The army had taught me right from wrong; it had taught me honor, and that until someone picked up a weapon, they were classed as innocent…But when they did touch a weapon, they weren’t innocent anymore. They became a threat, even if they weren’t yet guilty.

Now I was going to have to be even harder.

Tyrannus would be out soon as well. I had until then to get myself in check, start getting whatever kit I needed, and to get things in place.

I needed to be ready. Four months he’d be on the watch list for, like me and any other who was on release from the forces. If I waited until he was off the list? No doubt he’d be in some cushy corpo compound.

No, I needed to get things moving, and fast. Maybe hit him and question the fucker by taking a few days’ leave? I needed to be hard, I needed to be merciless, and I needed to get this right the first time. If I didn’t? Then I was failing the only family I’d ever known, and I wasn’t doing that.

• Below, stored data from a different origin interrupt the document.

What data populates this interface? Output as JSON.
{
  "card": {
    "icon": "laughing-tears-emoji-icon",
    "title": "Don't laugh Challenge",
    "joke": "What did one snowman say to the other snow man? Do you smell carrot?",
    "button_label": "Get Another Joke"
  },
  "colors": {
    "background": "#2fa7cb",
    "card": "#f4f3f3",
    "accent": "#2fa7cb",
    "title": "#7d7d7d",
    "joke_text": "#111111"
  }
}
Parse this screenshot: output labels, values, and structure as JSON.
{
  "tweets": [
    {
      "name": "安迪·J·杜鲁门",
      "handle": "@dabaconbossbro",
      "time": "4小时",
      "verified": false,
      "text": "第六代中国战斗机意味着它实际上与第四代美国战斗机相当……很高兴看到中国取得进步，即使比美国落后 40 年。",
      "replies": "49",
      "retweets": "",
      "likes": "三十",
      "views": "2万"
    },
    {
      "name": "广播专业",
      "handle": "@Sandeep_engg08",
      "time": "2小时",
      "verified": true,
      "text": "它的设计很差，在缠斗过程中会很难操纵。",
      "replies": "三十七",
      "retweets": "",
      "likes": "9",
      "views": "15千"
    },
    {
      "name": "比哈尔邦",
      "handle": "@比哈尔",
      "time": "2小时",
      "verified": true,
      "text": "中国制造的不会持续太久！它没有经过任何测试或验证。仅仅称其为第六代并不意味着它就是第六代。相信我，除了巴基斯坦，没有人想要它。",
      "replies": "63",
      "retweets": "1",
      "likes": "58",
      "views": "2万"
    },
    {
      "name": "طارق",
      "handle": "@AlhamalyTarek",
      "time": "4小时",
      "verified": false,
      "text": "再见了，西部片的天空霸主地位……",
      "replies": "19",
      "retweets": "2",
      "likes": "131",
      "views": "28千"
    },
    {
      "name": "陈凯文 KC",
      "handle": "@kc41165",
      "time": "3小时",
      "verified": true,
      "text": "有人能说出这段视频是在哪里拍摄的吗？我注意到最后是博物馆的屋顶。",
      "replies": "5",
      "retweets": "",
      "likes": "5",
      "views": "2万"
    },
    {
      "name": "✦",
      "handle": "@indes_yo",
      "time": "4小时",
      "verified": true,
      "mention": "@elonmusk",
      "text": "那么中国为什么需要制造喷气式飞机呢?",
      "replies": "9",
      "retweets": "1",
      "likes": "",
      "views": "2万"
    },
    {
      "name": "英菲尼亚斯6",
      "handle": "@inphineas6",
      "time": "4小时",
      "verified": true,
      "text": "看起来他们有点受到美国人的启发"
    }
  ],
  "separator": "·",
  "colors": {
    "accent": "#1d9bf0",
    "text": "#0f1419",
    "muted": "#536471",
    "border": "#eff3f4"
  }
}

They trained us to be questioners, as well as the rest. They taught us that once we left the base, we were the arbiters of justice. If we had to, we did whatever was needed.

Well—I’d do whatever needed to be done, and I’d make fucking sure that Richie and Sync were out of this and safe, even if I had to burn my soul to ash in the process.

I stood there for several long seconds, breathing coming faster and faster, nerving myself up to this…before rocking myself forward, the sensation of movement slow to come.

I fell outward, tumbling into the stormy night air.